僕とアレクセイ殿下の関係は、学園公認のものとなりつつあった。
「ルカ様、本日の『巣作り』のスケジュールですが」
「ルカ様、こちらの高級羽毛はいかがですか?」
今や、僕の周りには侍従や商人までもが集まってくる始末だ。
モブとしての平穏は完全に消滅し、僕は未来の王太子妃候補として扱われていた。
しかし、問題は山積みだった。
一つは、アレクの独占欲が日に日にエスカレートしていること。
もう一つは、彼が「オメガの巣作り」という行為を、性的なメタファーとして理解しすぎてしまったことだ。
ある昼休み、中庭でのこと。
全校生徒が見守る中、アレクは僕を膝に乗せ、僕が作った芝生とブランケットの即席の巣で堂々と昼寝をしようとした。
「殿下、見られてます! 先生も見てます!」
「構わん。ここは俺たちのテリトリーだ」
彼は僕のうなじに顔を埋め、深呼吸をする。
「……いい匂いだ。最近、少し香りが甘くなったな。……発情期が近いのか?」
その言葉を、彼はあろうことか通常の声量で言った。
周囲がざわつき、悲鳴にも似た歓声や驚きの声が上がる。
僕は顔から火が出るどころか、全身が爆発しそうだった。
「デリカシー!! 王族としての品位!!」
「俺の品位など、お前の安眠効果の前では無に等しい」
「比較対象がおかしいです!」
彼は聞く耳を持たない。
それどころか、僕のシャツのボタンを一つ外そうとしてきた。
「匂いがこもっている。風通しを良くしてやろう」
「やめてください! これ以上やったら、僕は巣作りストライキをします!」
「……ストライキ?」
ピタリと彼の手が止まる。
「そうです。今後一切、殿下の枕の調整もしないし、シーツの素材選びもしません。部屋の温度管理も放棄します」
アレクの顔が青ざめた。
「……それだけは困る。

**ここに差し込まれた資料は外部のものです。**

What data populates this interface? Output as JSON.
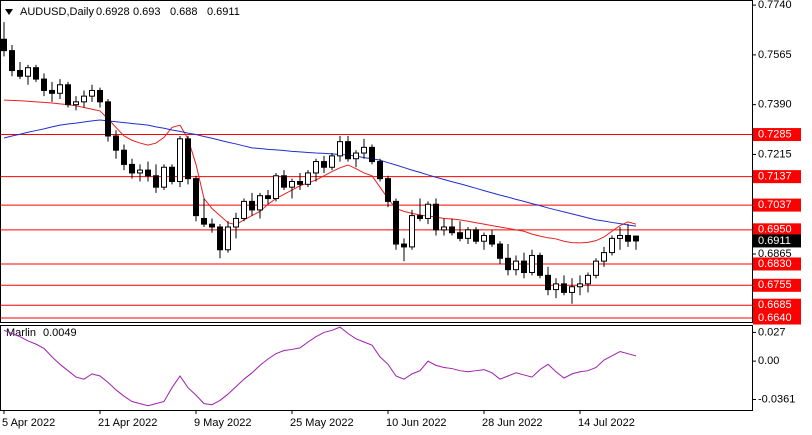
{
  "chart_data": [
    {
      "type": "candlestick",
      "title": "AUDUSD,Daily",
      "categories": [
        "5 Apr 2022",
        null,
        null,
        null,
        null,
        null,
        null,
        null,
        null,
        null,
        null,
        null,
        "21 Apr 2022",
        null,
        null,
        null,
        null,
        null,
        null,
        null,
        null,
        null,
        null,
        null,
        "9 May 2022",
        null,
        null,
        null,
        null,
        null,
        null,
        null,
        null,
        null,
        null,
        null,
        "25 May 2022",
        null,
        null,
        null,
        null,
        null,
        null,
        null,
        null,
        null,
        null,
        null,
        "10 Jun 2022",
        null,
        null,
        null,
        null,
        null,
        null,
        null,
        null,
        null,
        null,
        null,
        "28 Jun 2022",
        null,
        null,
        null,
        null,
        null,
        null,
        null,
        null,
        null,
        null,
        null,
        "14 Jul 2022",
        null,
        null,
        null,
        null,
        null,
        null,
        null
      ],
      "open": [
        0.762,
        0.758,
        0.751,
        0.749,
        0.752,
        0.748,
        0.744,
        0.743,
        0.746,
        0.739,
        0.74,
        0.742,
        0.744,
        0.74,
        0.728,
        0.723,
        0.718,
        0.715,
        0.716,
        0.714,
        0.71,
        0.717,
        0.712,
        0.727,
        0.713,
        0.699,
        0.697,
        0.696,
        0.688,
        0.696,
        0.699,
        0.705,
        0.702,
        0.707,
        0.706,
        0.714,
        0.71,
        0.712,
        0.711,
        0.715,
        0.719,
        0.717,
        0.721,
        0.726,
        0.72,
        0.722,
        0.724,
        0.719,
        0.713,
        0.705,
        0.69,
        0.689,
        0.7,
        0.699,
        0.704,
        0.695,
        0.696,
        0.694,
        0.692,
        0.695,
        0.691,
        0.693,
        0.69,
        0.685,
        0.681,
        0.684,
        0.68,
        0.686,
        0.679,
        0.674,
        0.676,
        0.673,
        0.675,
        0.676,
        0.679,
        0.684,
        0.687,
        0.692,
        0.693,
        0.6928
      ],
      "high": [
        0.768,
        0.76,
        0.754,
        0.753,
        0.753,
        0.75,
        0.747,
        0.748,
        0.747,
        0.742,
        0.744,
        0.746,
        0.745,
        0.741,
        0.73,
        0.725,
        0.72,
        0.718,
        0.719,
        0.718,
        0.718,
        0.718,
        0.728,
        0.728,
        0.714,
        0.706,
        0.699,
        0.697,
        0.698,
        0.701,
        0.706,
        0.708,
        0.708,
        0.709,
        0.715,
        0.716,
        0.713,
        0.715,
        0.716,
        0.72,
        0.721,
        0.722,
        0.728,
        0.728,
        0.723,
        0.727,
        0.725,
        0.72,
        0.714,
        0.706,
        0.692,
        0.702,
        0.706,
        0.705,
        0.706,
        0.699,
        0.699,
        0.698,
        0.696,
        0.696,
        0.694,
        0.695,
        0.691,
        0.69,
        0.686,
        0.687,
        0.688,
        0.687,
        0.682,
        0.678,
        0.679,
        0.678,
        0.679,
        0.68,
        0.685,
        0.689,
        0.693,
        0.696,
        0.697,
        0.693
      ],
      "low": [
        0.756,
        0.749,
        0.748,
        0.746,
        0.747,
        0.742,
        0.74,
        0.741,
        0.738,
        0.737,
        0.738,
        0.74,
        0.738,
        0.726,
        0.72,
        0.716,
        0.713,
        0.712,
        0.712,
        0.708,
        0.709,
        0.711,
        0.71,
        0.711,
        0.698,
        0.696,
        0.694,
        0.685,
        0.687,
        0.692,
        0.698,
        0.7,
        0.699,
        0.704,
        0.705,
        0.709,
        0.706,
        0.709,
        0.71,
        0.712,
        0.715,
        0.716,
        0.719,
        0.719,
        0.717,
        0.72,
        0.718,
        0.712,
        0.703,
        0.688,
        0.684,
        0.688,
        0.698,
        0.697,
        0.693,
        0.693,
        0.693,
        0.691,
        0.69,
        0.69,
        0.688,
        0.689,
        0.683,
        0.679,
        0.679,
        0.678,
        0.679,
        0.678,
        0.672,
        0.671,
        0.672,
        0.669,
        0.672,
        0.673,
        0.678,
        0.682,
        0.686,
        0.688,
        0.689,
        0.688
      ],
      "close": [
        0.758,
        0.751,
        0.749,
        0.752,
        0.748,
        0.744,
        0.743,
        0.746,
        0.739,
        0.74,
        0.742,
        0.744,
        0.74,
        0.728,
        0.723,
        0.718,
        0.715,
        0.716,
        0.714,
        0.71,
        0.717,
        0.712,
        0.727,
        0.713,
        0.7,
        0.697,
        0.696,
        0.688,
        0.696,
        0.699,
        0.705,
        0.702,
        0.707,
        0.706,
        0.714,
        0.71,
        0.712,
        0.711,
        0.715,
        0.719,
        0.717,
        0.721,
        0.726,
        0.72,
        0.722,
        0.724,
        0.719,
        0.713,
        0.705,
        0.69,
        0.689,
        0.7,
        0.699,
        0.704,
        0.695,
        0.696,
        0.694,
        0.692,
        0.695,
        0.691,
        0.693,
        0.69,
        0.685,
        0.681,
        0.684,
        0.68,
        0.686,
        0.679,
        0.674,
        0.676,
        0.673,
        0.675,
        0.676,
        0.679,
        0.684,
        0.687,
        0.692,
        0.693,
        0.691,
        0.6911
      ],
      "series": [
        {
          "color": "#e8201e",
          "values": [
            0.7406,
            0.7405,
            0.7404,
            0.7402,
            0.74,
            0.7398,
            0.7396,
            0.7393,
            0.739,
            0.7386,
            0.738,
            0.7374,
            0.7368,
            0.734,
            0.731,
            0.728,
            0.7265,
            0.7255,
            0.7248,
            0.7255,
            0.7275,
            0.731,
            0.7318,
            0.727,
            0.718,
            0.706,
            0.7025,
            0.7,
            0.6975,
            0.6968,
            0.6985,
            0.7,
            0.7015,
            0.704,
            0.706,
            0.7075,
            0.709,
            0.7105,
            0.7115,
            0.7125,
            0.714,
            0.7155,
            0.7168,
            0.7178,
            0.7165,
            0.715,
            0.714,
            0.71,
            0.706,
            0.7025,
            0.7015,
            0.7008,
            0.7002,
            0.6998,
            0.6995,
            0.699,
            0.6988,
            0.6985,
            0.698,
            0.6975,
            0.697,
            0.6965,
            0.696,
            0.6955,
            0.695,
            0.6945,
            0.6935,
            0.6928,
            0.6922,
            0.6918,
            0.691,
            0.6905,
            0.6904,
            0.6906,
            0.6912,
            0.6925,
            0.6945,
            0.6965,
            0.6978,
            0.697
          ]
        },
        {
          "color": "#2030d0",
          "values": [
            0.7273,
            0.728,
            0.7286,
            0.7293,
            0.7299,
            0.7305,
            0.7312,
            0.7318,
            0.7322,
            0.7325,
            0.7329,
            0.7333,
            0.7336,
            0.7333,
            0.733,
            0.7327,
            0.7324,
            0.7321,
            0.7318,
            0.7312,
            0.7307,
            0.7301,
            0.7296,
            0.729,
            0.7285,
            0.7278,
            0.7272,
            0.7265,
            0.7258,
            0.7252,
            0.7245,
            0.7238,
            0.7236,
            0.7233,
            0.7231,
            0.7229,
            0.7226,
            0.7224,
            0.7222,
            0.722,
            0.7219,
            0.7217,
            0.7215,
            0.7213,
            0.7209,
            0.7204,
            0.72,
            0.7195,
            0.7186,
            0.7178,
            0.7169,
            0.716,
            0.7152,
            0.7143,
            0.7135,
            0.7127,
            0.7119,
            0.7112,
            0.7104,
            0.7096,
            0.7088,
            0.708,
            0.7072,
            0.7065,
            0.7057,
            0.705,
            0.7042,
            0.7035,
            0.7027,
            0.702,
            0.7013,
            0.7006,
            0.6999,
            0.6992,
            0.6985,
            0.6981,
            0.6976,
            0.6972,
            0.6967,
            0.6963
          ]
        }
      ],
      "levels": [
        0.7285,
        0.7137,
        0.7037,
        {
          "value": 0.695,
          "label": "0.6950"
        },
        {
          "value": 0.683,
          "label": "0.6830"
        },
        0.6755,
        0.6685,
        {
          "value": 0.664,
          "label": "0.6640"
        }
      ],
      "level_color": "#ff0000",
      "ylim": [
        0.6626,
        0.7758
      ],
      "yticks": [
        {
          "value": 0.774,
          "label": "0.7740"
        },
        0.7565,
        {
          "value": 0.739,
          "label": "0.7390"
        },
        0.7215,
        0.6865
      ]
    },
    {
      "type": "line",
      "title": "Marlin",
      "series": [
        {
          "color": "#a020b0",
          "values": [
            0.029,
            0.026,
            0.023,
            0.019,
            0.016,
            0.012,
            0.004,
            -0.003,
            -0.009,
            -0.015,
            -0.017,
            -0.012,
            -0.014,
            -0.02,
            -0.027,
            -0.033,
            -0.038,
            -0.04,
            -0.042,
            -0.04,
            -0.038,
            -0.025,
            -0.014,
            -0.025,
            -0.032,
            -0.04,
            -0.041,
            -0.037,
            -0.031,
            -0.024,
            -0.017,
            -0.011,
            -0.004,
            0.002,
            0.007,
            0.01,
            0.011,
            0.0125,
            0.018,
            0.023,
            0.027,
            0.029,
            0.032,
            0.026,
            0.021,
            0.018,
            0.015,
            0.004,
            -0.003,
            -0.014,
            -0.017,
            -0.012,
            -0.009,
            0.0,
            -0.004,
            -0.006,
            -0.007,
            -0.009,
            -0.01,
            -0.009,
            -0.008,
            -0.011,
            -0.017,
            -0.014,
            -0.011,
            -0.013,
            -0.015,
            -0.008,
            -0.003,
            -0.01,
            -0.016,
            -0.012,
            -0.01,
            -0.009,
            -0.006,
            0.001,
            0.005,
            0.009,
            0.007,
            0.0049
          ]
        }
      ],
      "ylim": [
        -0.046,
        0.034
      ],
      "yticks": [
        0.027,
        {
          "value": 0,
          "label": "0.00"
        },
        -0.0361
      ]
    }
  ]
}
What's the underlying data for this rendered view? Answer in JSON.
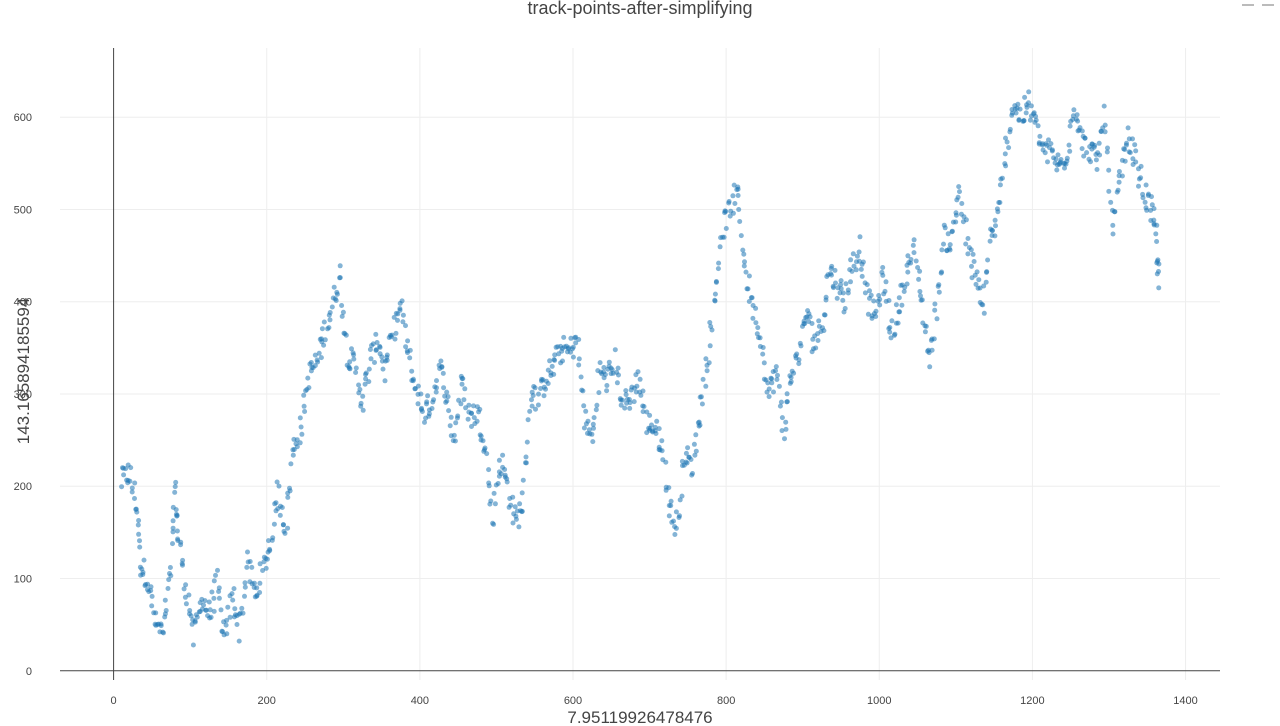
{
  "chart_data": {
    "type": "scatter",
    "title": "track-points-after-simplifying",
    "xlabel": "7.95119926478476",
    "ylabel": "143.165894185594",
    "xlim": [
      -70,
      1445
    ],
    "ylim": [
      -10,
      675
    ],
    "xticks": [
      0,
      200,
      400,
      600,
      800,
      1000,
      1200,
      1400
    ],
    "yticks": [
      0,
      100,
      200,
      300,
      400,
      500,
      600
    ],
    "grid": true,
    "marker_color": "#1f77b4",
    "anchors": [
      [
        10,
        205
      ],
      [
        20,
        215
      ],
      [
        30,
        180
      ],
      [
        35,
        115
      ],
      [
        45,
        100
      ],
      [
        55,
        50
      ],
      [
        65,
        40
      ],
      [
        75,
        105
      ],
      [
        80,
        200
      ],
      [
        85,
        140
      ],
      [
        95,
        90
      ],
      [
        105,
        35
      ],
      [
        115,
        80
      ],
      [
        125,
        60
      ],
      [
        135,
        95
      ],
      [
        145,
        30
      ],
      [
        155,
        85
      ],
      [
        165,
        45
      ],
      [
        175,
        120
      ],
      [
        185,
        80
      ],
      [
        195,
        110
      ],
      [
        205,
        140
      ],
      [
        215,
        195
      ],
      [
        225,
        155
      ],
      [
        235,
        240
      ],
      [
        245,
        265
      ],
      [
        255,
        320
      ],
      [
        265,
        335
      ],
      [
        275,
        365
      ],
      [
        285,
        395
      ],
      [
        295,
        430
      ],
      [
        305,
        345
      ],
      [
        315,
        330
      ],
      [
        325,
        290
      ],
      [
        335,
        335
      ],
      [
        345,
        360
      ],
      [
        355,
        325
      ],
      [
        365,
        370
      ],
      [
        375,
        395
      ],
      [
        385,
        340
      ],
      [
        395,
        305
      ],
      [
        405,
        280
      ],
      [
        415,
        290
      ],
      [
        425,
        330
      ],
      [
        435,
        300
      ],
      [
        445,
        250
      ],
      [
        455,
        315
      ],
      [
        465,
        275
      ],
      [
        475,
        280
      ],
      [
        485,
        250
      ],
      [
        495,
        165
      ],
      [
        505,
        230
      ],
      [
        515,
        200
      ],
      [
        525,
        160
      ],
      [
        535,
        185
      ],
      [
        545,
        300
      ],
      [
        555,
        295
      ],
      [
        565,
        320
      ],
      [
        575,
        330
      ],
      [
        585,
        350
      ],
      [
        595,
        345
      ],
      [
        605,
        360
      ],
      [
        615,
        275
      ],
      [
        625,
        250
      ],
      [
        635,
        325
      ],
      [
        645,
        315
      ],
      [
        655,
        335
      ],
      [
        665,
        290
      ],
      [
        675,
        295
      ],
      [
        685,
        320
      ],
      [
        695,
        270
      ],
      [
        705,
        265
      ],
      [
        715,
        250
      ],
      [
        725,
        185
      ],
      [
        735,
        150
      ],
      [
        745,
        235
      ],
      [
        755,
        220
      ],
      [
        765,
        275
      ],
      [
        775,
        330
      ],
      [
        785,
        400
      ],
      [
        795,
        480
      ],
      [
        805,
        500
      ],
      [
        815,
        520
      ],
      [
        825,
        435
      ],
      [
        835,
        395
      ],
      [
        845,
        360
      ],
      [
        855,
        300
      ],
      [
        865,
        325
      ],
      [
        875,
        260
      ],
      [
        885,
        320
      ],
      [
        895,
        345
      ],
      [
        905,
        390
      ],
      [
        915,
        355
      ],
      [
        925,
        375
      ],
      [
        935,
        435
      ],
      [
        945,
        420
      ],
      [
        955,
        400
      ],
      [
        965,
        440
      ],
      [
        975,
        460
      ],
      [
        985,
        400
      ],
      [
        995,
        385
      ],
      [
        1005,
        430
      ],
      [
        1015,
        365
      ],
      [
        1025,
        390
      ],
      [
        1035,
        430
      ],
      [
        1045,
        455
      ],
      [
        1055,
        405
      ],
      [
        1065,
        335
      ],
      [
        1075,
        395
      ],
      [
        1085,
        470
      ],
      [
        1095,
        465
      ],
      [
        1105,
        525
      ],
      [
        1115,
        460
      ],
      [
        1125,
        430
      ],
      [
        1135,
        390
      ],
      [
        1145,
        470
      ],
      [
        1155,
        490
      ],
      [
        1165,
        560
      ],
      [
        1175,
        615
      ],
      [
        1185,
        600
      ],
      [
        1195,
        615
      ],
      [
        1205,
        590
      ],
      [
        1215,
        565
      ],
      [
        1225,
        560
      ],
      [
        1235,
        545
      ],
      [
        1245,
        560
      ],
      [
        1255,
        615
      ],
      [
        1265,
        570
      ],
      [
        1275,
        565
      ],
      [
        1285,
        550
      ],
      [
        1295,
        605
      ],
      [
        1305,
        470
      ],
      [
        1315,
        540
      ],
      [
        1325,
        575
      ],
      [
        1335,
        555
      ],
      [
        1345,
        520
      ],
      [
        1355,
        500
      ],
      [
        1362,
        470
      ],
      [
        1365,
        415
      ]
    ]
  }
}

死活問題だ」
「なら、場所をわきまえてください!」
「……チッ。わかった」
彼は不満げに手を離したが、その目は「後で覚えていろ」と言っていた。
周囲の生徒たちは、王太子がただの一学生にやり込められている姿を見て、唖然としていた。
こうして、「猛獣使いルカ」の異名は、さらに確固たるものとなったのだった。